Right after you try thinking WITHOUT your head up your ass, mouthbreather. Little tip: posts that actually make some fucking sense AND relate to the posts they allege to answer get you a lot farther around here.

Wow, looks like I hit a sensitive spot now didn't I?

Do these facts that people keep pointing out always get you so mad?

Anger as a knee jerk response to any intelligent argument that you don't like is just sooo primitive....

Thanks for proving my point!!!:lol:
 
Have you ever considered that your "ingrained sense of how things are" is dictated by your hereditary instincts that were formed millions of years ago when people lived as hunter gatherers?

No, because unlike you, I'm not an ignorant dipshit who spouts half-baked, unrelated bullshit in an attempt to sound intelligent, thereby ignoring the fact that if your dimwitted assertion were true, there wouldn't be more than one vision of how the world works.

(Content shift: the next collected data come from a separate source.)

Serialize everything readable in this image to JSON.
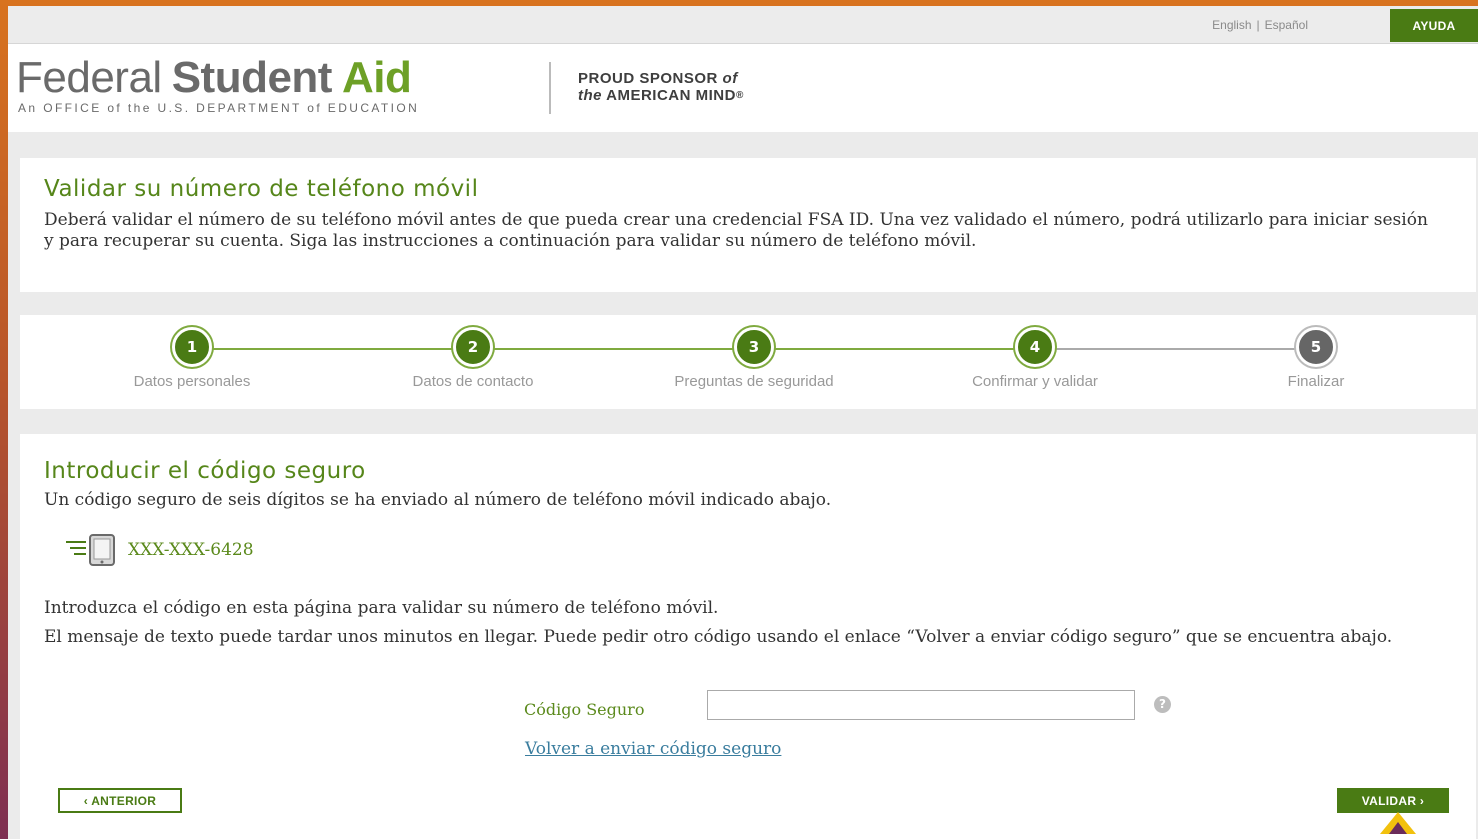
{
  "topbar": {
    "lang_english": "English",
    "lang_separator": "|",
    "lang_spanish": "Español",
    "help_label": "AYUDA"
  },
  "header": {
    "logo_word1": "Federal",
    "logo_word2": "Student",
    "logo_word3": "Aid",
    "logo_subtitle": "An OFFICE of the U.S. DEPARTMENT of EDUCATION",
    "sponsor_line1": "PROUD SPONSOR",
    "sponsor_of": "of",
    "sponsor_the": "the",
    "sponsor_line2": "AMERICAN MIND",
    "sponsor_mark": "®"
  },
  "intro": {
    "title": "Validar su número de teléfono móvil",
    "text": "Deberá validar el número de su teléfono móvil antes de que pueda crear una credencial FSA ID. Una vez validado el número, podrá utilizarlo para iniciar sesión y para recuperar su cuenta. Siga las instrucciones a continuación para validar su número de teléfono móvil."
  },
  "steps": [
    {
      "number": "1",
      "label": "Datos personales",
      "state": "complete"
    },
    {
      "number": "2",
      "label": "Datos de contacto",
      "state": "complete"
    },
    {
      "number": "3",
      "label": "Preguntas de seguridad",
      "state": "complete"
    },
    {
      "number": "4",
      "label": "Confirmar y validar",
      "state": "current"
    },
    {
      "number": "5",
      "label": "Finalizar",
      "state": "pending"
    }
  ],
  "form": {
    "title": "Introducir el código seguro",
    "description": "Un código seguro de seis dígitos se ha enviado al número de teléfono móvil indicado abajo.",
    "phone_icon": "mobile-phone-icon",
    "phone_number": "XXX-XXX-6428",
    "instruction1": "Introduzca el código en esta página para validar su número de teléfono móvil.",
    "instruction2": "El mensaje de texto puede tardar unos minutos en llegar. Puede pedir otro código usando el enlace “Volver a enviar código seguro” que se encuentra abajo.",
    "code_label": "Código Seguro",
    "code_value": "",
    "info_icon": "info-icon",
    "info_glyph": "?",
    "resend_link": "Volver a enviar código seguro",
    "prev_button": "‹ ANTERIOR",
    "next_button": "VALIDAR ›"
  },
  "colors": {
    "brand_green": "#4a7b14",
    "title_green": "#56861a",
    "link_blue": "#3a7d9e",
    "pointer_yellow": "#f2c10d"
  }
}
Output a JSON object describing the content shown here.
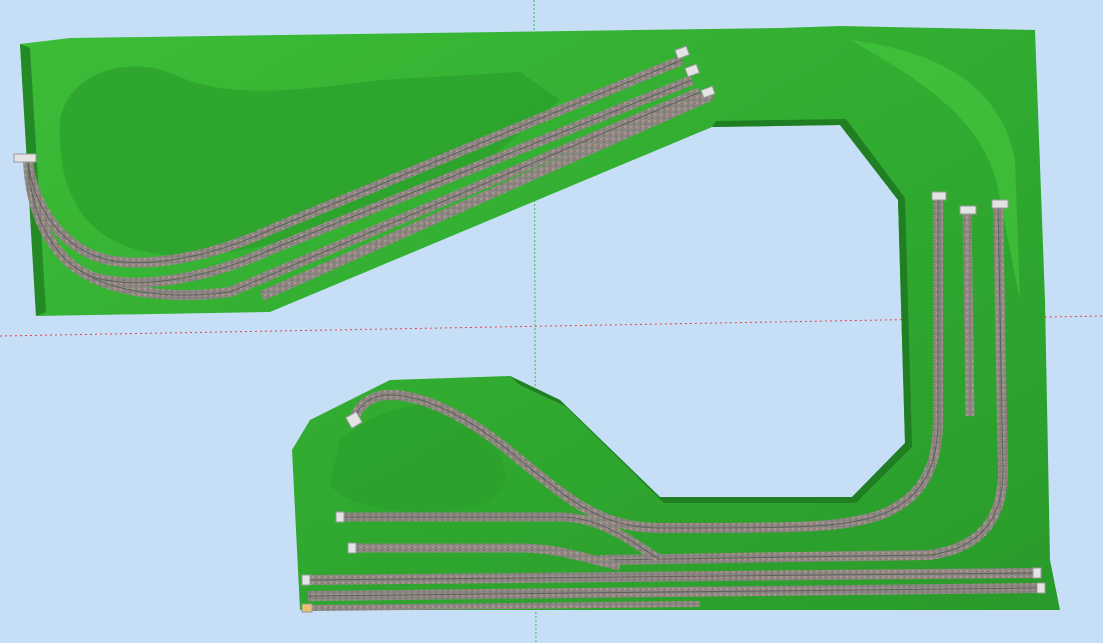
{
  "viewport": {
    "background": "#c6dff6",
    "axis_green": "#33c24a",
    "axis_red": "#e0454a"
  },
  "layout_model": {
    "terrain_color": "#2fa82f",
    "terrain_highlight": "#3fc03a",
    "terrain_shadow": "#1f7f22",
    "ballast_color": "#8f8a86",
    "rail_color": "#6a6a6a",
    "buffer_color": "#e8e8e8"
  }
}
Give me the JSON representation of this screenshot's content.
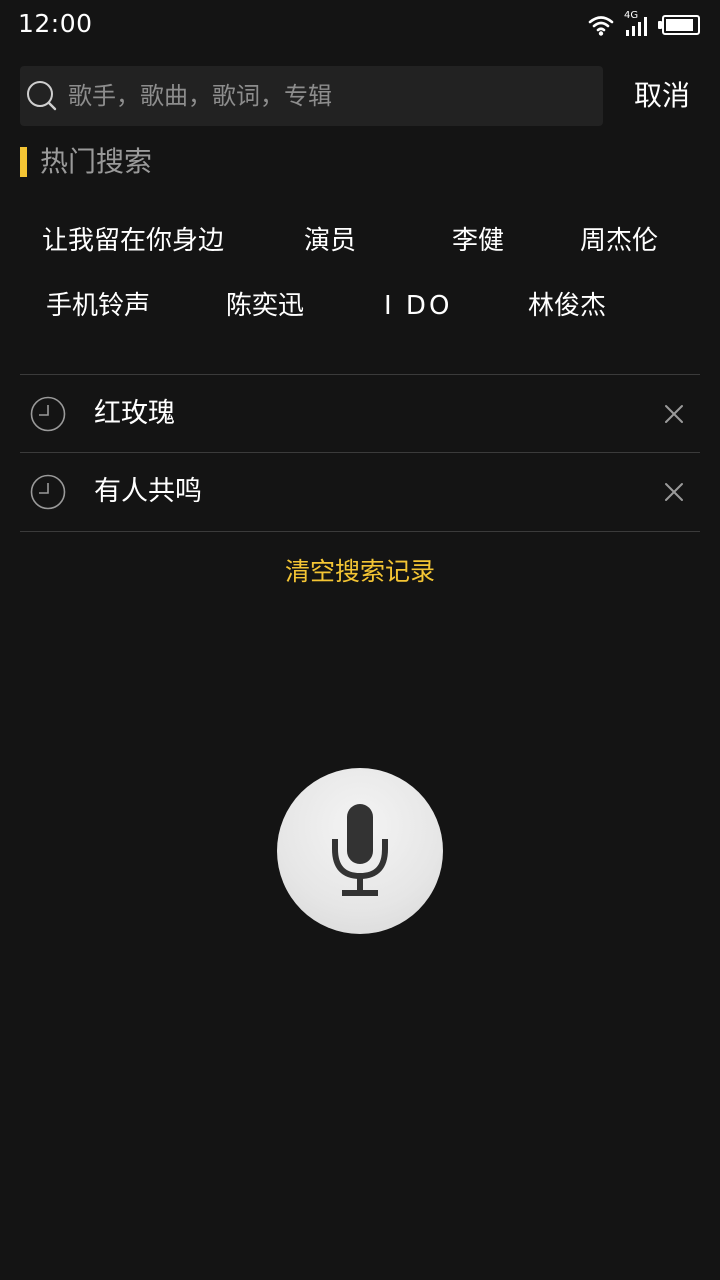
{
  "status_bar": {
    "time": "12:00",
    "network_label": "4G",
    "battery_level": 0.9
  },
  "search": {
    "placeholder": "歌手，歌曲，歌词，专辑",
    "value": "",
    "cancel_label": "取消"
  },
  "hot_search": {
    "title": "热门搜索",
    "tags": [
      "让我留在你身边",
      "演员",
      "李健",
      "周杰伦",
      "手机铃声",
      "陈奕迅",
      "I DO",
      "林俊杰"
    ]
  },
  "history": {
    "items": [
      "红玫瑰",
      "有人共鸣"
    ],
    "clear_label": "清空搜索记录"
  },
  "icons": {
    "search": "search-icon",
    "clock": "clock-icon",
    "remove": "close-icon",
    "voice": "microphone-icon",
    "wifi": "wifi-icon",
    "signal": "signal-icon",
    "battery": "battery-icon"
  },
  "colors": {
    "background": "#141414",
    "accent": "#f4c534",
    "search_box": "#222222",
    "placeholder": "#8d8d8d",
    "divider": "#3b3b3b"
  }
}
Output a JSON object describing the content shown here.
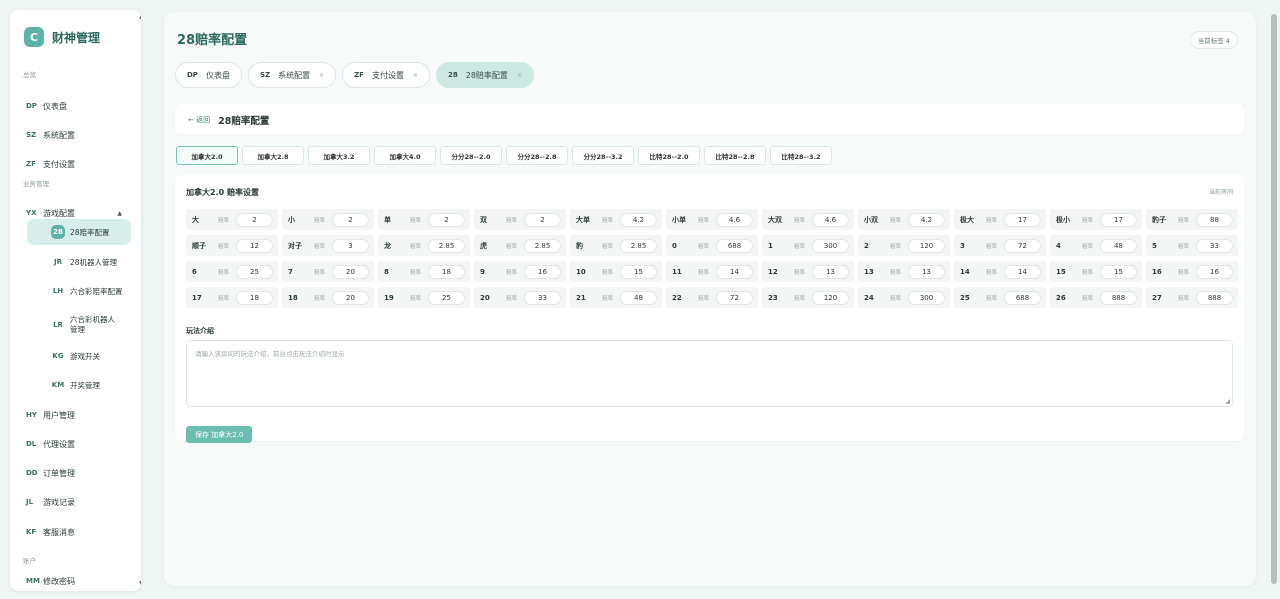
{
  "app": {
    "logo_letter": "C",
    "title": "财神管理"
  },
  "sidebar": {
    "sections": [
      "总览",
      "业务管理",
      "账户"
    ],
    "items": [
      {
        "abbr": "DP",
        "label": "仪表盘"
      },
      {
        "abbr": "SZ",
        "label": "系统配置"
      },
      {
        "abbr": "ZF",
        "label": "支付设置"
      },
      {
        "abbr": "YX",
        "label": "游戏配置",
        "caret": "▲"
      },
      {
        "abbr": "HY",
        "label": "用户管理"
      },
      {
        "abbr": "DL",
        "label": "代理设置"
      },
      {
        "abbr": "DD",
        "label": "订单管理"
      },
      {
        "abbr": "JL",
        "label": "游戏记录"
      },
      {
        "abbr": "KF",
        "label": "客服消息"
      },
      {
        "abbr": "MM",
        "label": "修改密码"
      }
    ],
    "subitems": [
      {
        "abbr": "28",
        "label": "28赔率配置"
      },
      {
        "abbr": "JR",
        "label": "28机器人管理"
      },
      {
        "abbr": "LH",
        "label": "六合彩赔率配置"
      },
      {
        "abbr": "LR",
        "label": "六合彩机器人管理"
      },
      {
        "abbr": "KG",
        "label": "游戏开关"
      },
      {
        "abbr": "KM",
        "label": "开奖管理"
      }
    ]
  },
  "header": {
    "title": "28赔率配置",
    "tag_count": "当前标签 4"
  },
  "tabs": [
    {
      "abbr": "DP",
      "label": "仪表盘"
    },
    {
      "abbr": "SZ",
      "label": "系统配置",
      "close": "×"
    },
    {
      "abbr": "ZF",
      "label": "支付设置",
      "close": "×"
    },
    {
      "abbr": "28",
      "label": "28赔率配置",
      "close": "×"
    }
  ],
  "back": {
    "link": "← 返回",
    "title": "28赔率配置"
  },
  "variants": [
    "加拿大2.0",
    "加拿大2.8",
    "加拿大3.2",
    "加拿大4.0",
    "分分28--2.0",
    "分分28--2.8",
    "分分28--3.2",
    "比特28--2.0",
    "比特28--2.8",
    "比特28--3.2"
  ],
  "settings": {
    "title": "加拿大2.0 赔率设置",
    "right_label": "当前房间",
    "odds_placeholder": "赔率",
    "odds": [
      {
        "name": "大",
        "value": "2"
      },
      {
        "name": "小",
        "value": "2"
      },
      {
        "name": "单",
        "value": "2"
      },
      {
        "name": "双",
        "value": "2"
      },
      {
        "name": "大单",
        "value": "4.2"
      },
      {
        "name": "小单",
        "value": "4.6"
      },
      {
        "name": "大双",
        "value": "4.6"
      },
      {
        "name": "小双",
        "value": "4.2"
      },
      {
        "name": "极大",
        "value": "17"
      },
      {
        "name": "极小",
        "value": "17"
      },
      {
        "name": "豹子",
        "value": "88"
      },
      {
        "name": "顺子",
        "value": "12"
      },
      {
        "name": "对子",
        "value": "3"
      },
      {
        "name": "龙",
        "value": "2.85"
      },
      {
        "name": "虎",
        "value": "2.85"
      },
      {
        "name": "豹",
        "value": "2.85"
      },
      {
        "name": "0",
        "value": "688"
      },
      {
        "name": "1",
        "value": "300"
      },
      {
        "name": "2",
        "value": "120"
      },
      {
        "name": "3",
        "value": "72"
      },
      {
        "name": "4",
        "value": "48"
      },
      {
        "name": "5",
        "value": "33"
      },
      {
        "name": "6",
        "value": "25"
      },
      {
        "name": "7",
        "value": "20"
      },
      {
        "name": "8",
        "value": "18"
      },
      {
        "name": "9",
        "value": "16"
      },
      {
        "name": "10",
        "value": "15"
      },
      {
        "name": "11",
        "value": "14"
      },
      {
        "name": "12",
        "value": "13"
      },
      {
        "name": "13",
        "value": "13"
      },
      {
        "name": "14",
        "value": "14"
      },
      {
        "name": "15",
        "value": "15"
      },
      {
        "name": "16",
        "value": "16"
      },
      {
        "name": "17",
        "value": "18"
      },
      {
        "name": "18",
        "value": "20"
      },
      {
        "name": "19",
        "value": "25"
      },
      {
        "name": "20",
        "value": "33"
      },
      {
        "name": "21",
        "value": "48"
      },
      {
        "name": "22",
        "value": "72"
      },
      {
        "name": "23",
        "value": "120"
      },
      {
        "name": "24",
        "value": "300"
      },
      {
        "name": "25",
        "value": "688"
      },
      {
        "name": "26",
        "value": "888"
      },
      {
        "name": "27",
        "value": "888"
      }
    ],
    "intro_label": "玩法介绍",
    "intro_placeholder": "请输入该房间的玩法介绍，前台点击玩法介绍时显示",
    "save_label": "保存 加拿大2.0"
  }
}
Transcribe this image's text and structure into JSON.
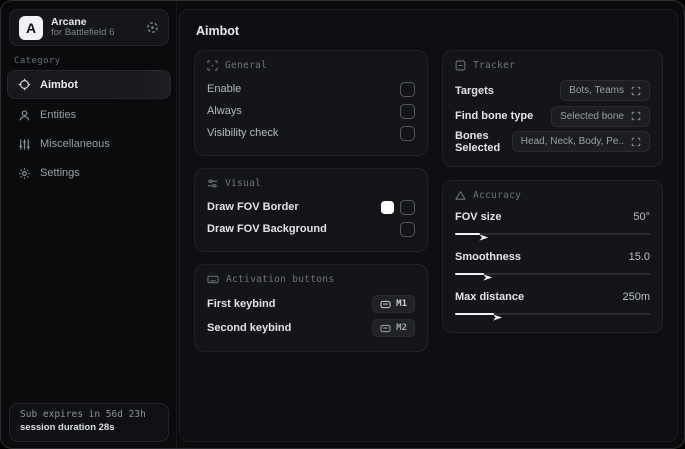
{
  "sidebar": {
    "brand": {
      "initial": "A",
      "name": "Arcane",
      "subtitle": "for Battlefield 6"
    },
    "category_label": "Category",
    "items": [
      {
        "label": "Aimbot",
        "icon": "crosshair-icon",
        "active": true
      },
      {
        "label": "Entities",
        "icon": "entities-icon",
        "active": false
      },
      {
        "label": "Miscellaneous",
        "icon": "sliders-vertical-icon",
        "active": false
      },
      {
        "label": "Settings",
        "icon": "gear-icon",
        "active": false
      }
    ],
    "footer": {
      "line1": "Sub expires in 56d 23h",
      "line2": "session duration 28s"
    }
  },
  "main": {
    "title": "Aimbot",
    "general": {
      "title": "General",
      "icon": "scan-icon",
      "rows": [
        {
          "label": "Enable",
          "checked": false
        },
        {
          "label": "Always",
          "checked": false
        },
        {
          "label": "Visibility check",
          "checked": false
        }
      ]
    },
    "visual": {
      "title": "Visual",
      "icon": "sliders-horizontal-icon",
      "rows": [
        {
          "label": "Draw FOV Border",
          "swatch_color": "#ffffff",
          "checked": false
        },
        {
          "label": "Draw FOV Background",
          "checked": false
        }
      ]
    },
    "activation": {
      "title": "Activation buttons",
      "icon": "keyboard-icon",
      "rows": [
        {
          "label": "First keybind",
          "key": "M1"
        },
        {
          "label": "Second keybind",
          "key": "M2"
        }
      ]
    },
    "tracker": {
      "title": "Tracker",
      "icon": "box-minus-icon",
      "rows": [
        {
          "label": "Targets",
          "value": "Bots, Teams"
        },
        {
          "label": "Find bone type",
          "value": "Selected bone"
        },
        {
          "label": "Bones Selected",
          "value": "Head, Neck, Body, Pe.."
        }
      ]
    },
    "accuracy": {
      "title": "Accuracy",
      "icon": "triangle-icon",
      "rows": [
        {
          "label": "FOV size",
          "value": "50°",
          "fill_pct": 13
        },
        {
          "label": "Smoothness",
          "value": "15.0",
          "fill_pct": 15
        },
        {
          "label": "Max distance",
          "value": "250m",
          "fill_pct": 20
        }
      ]
    }
  }
}
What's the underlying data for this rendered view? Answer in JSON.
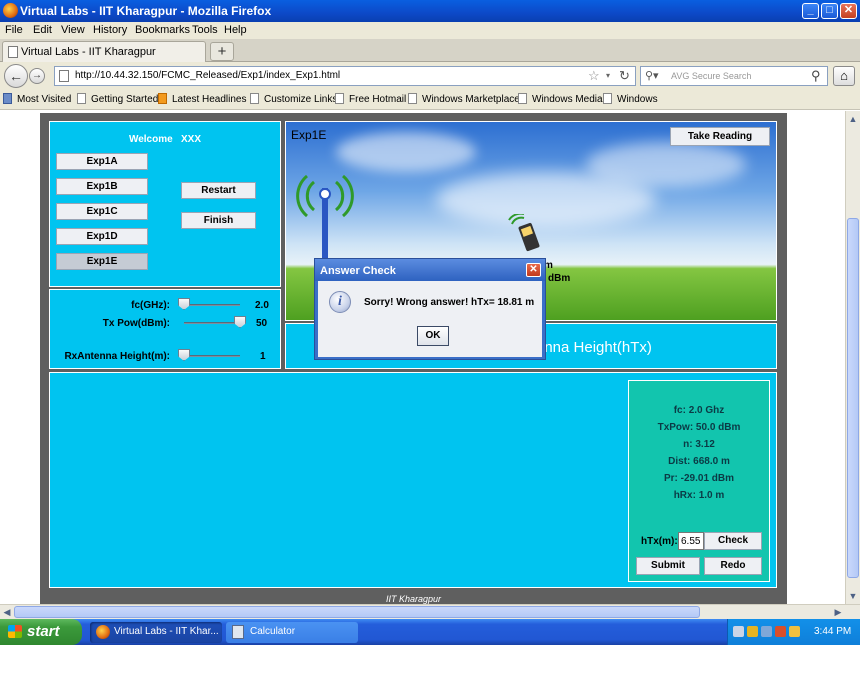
{
  "window": {
    "title": "Virtual Labs - IIT Kharagpur - Mozilla Firefox",
    "min": "_",
    "max": "□",
    "close": "✕"
  },
  "menu": [
    "File",
    "Edit",
    "View",
    "History",
    "Bookmarks",
    "Tools",
    "Help"
  ],
  "tab": {
    "label": "Virtual Labs - IIT Kharagpur",
    "new_tab": "+"
  },
  "nav": {
    "url": "http://10.44.32.150/FCMC_Released/Exp1/index_Exp1.html",
    "search_placeholder": "AVG Secure Search"
  },
  "bookmarks": [
    "Most Visited",
    "Getting Started",
    "Latest Headlines",
    "Customize Links",
    "Free Hotmail",
    "Windows Marketplace",
    "Windows Media",
    "Windows"
  ],
  "app": {
    "welcome": "Welcome   XXX",
    "exp_buttons": [
      "Exp1A",
      "Exp1B",
      "Exp1C",
      "Exp1D",
      "Exp1E"
    ],
    "restart": "Restart",
    "finish": "Finish",
    "sliders": [
      {
        "label": "fc(GHz):",
        "value": "2.0",
        "level": 0.0
      },
      {
        "label": "Tx Pow(dBm):",
        "value": "50",
        "level": 1.0
      },
      {
        "label": "RxAntenna Height(m):",
        "value": "1",
        "level": 0.0
      }
    ],
    "scene_label": "Exp1E",
    "take_reading": "Take Reading",
    "scene_text_m": "m",
    "scene_text_dbm": "dBm",
    "caption": "enna Height(hTx)",
    "results": [
      "fc: 2.0 Ghz",
      "TxPow: 50.0 dBm",
      "n: 3.12",
      "Dist: 668.0 m",
      "Pr: -29.01 dBm",
      "hRx: 1.0 m"
    ],
    "htx_label": "hTx(m):",
    "htx_value": "6.55",
    "check": "Check",
    "submit": "Submit",
    "redo": "Redo",
    "footer": "IIT Kharagpur"
  },
  "dialog": {
    "title": "Answer Check",
    "message": "Sorry!  Wrong answer! hTx= 18.81 m",
    "ok": "OK",
    "close": "✕"
  },
  "taskbar": {
    "start": "start",
    "tasks": [
      "Virtual Labs - IIT Khar...",
      "Calculator"
    ],
    "clock": "3:44 PM"
  },
  "colors": {
    "panel": "#00c4f0",
    "results": "#12c5ae",
    "titlebar": "#0c49c8"
  }
}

Next time, try relating your response to the WHOLE post, rather than one sentence that you desperately want to misinterpret into something utterly different than what's being said, dumbass.



What the holy fuck are you even babbling about at this point?

That the process of accepting facts and reality and rejecting this instinctual "ingrained sense of how things are" is generally known as "growing up"?

You should try it!

Right after you try thinking WITHOUT your head up your ass, mouthbreather. Little tip: posts that actually make some fucking sense AND relate to the posts they allege to answer get you a lot farther around here.

Wow, looks like I hit a sensitive spot now didn't I?

Do these facts that people keep pointing out always get you so mad?

Anger as a knee jerk response to any intelligent argument that you don't like is just sooo primitive....

Thanks for proving my point!!!:lol:

Your point was that you can annoy people by babbling incomprehensible bullshit, and then claim to have brilliantly "hit a sensitive spot"? The only sensitive spot you hit is that I have zero patience with blithering idiots, and if possible, even less patience with the ones who believe themselves to be profound. Any teenager in America can be a burden on social interaction. It's not much of an accomplishment.

Now get busy on producing a post that bears a passing resemblance to coherent English.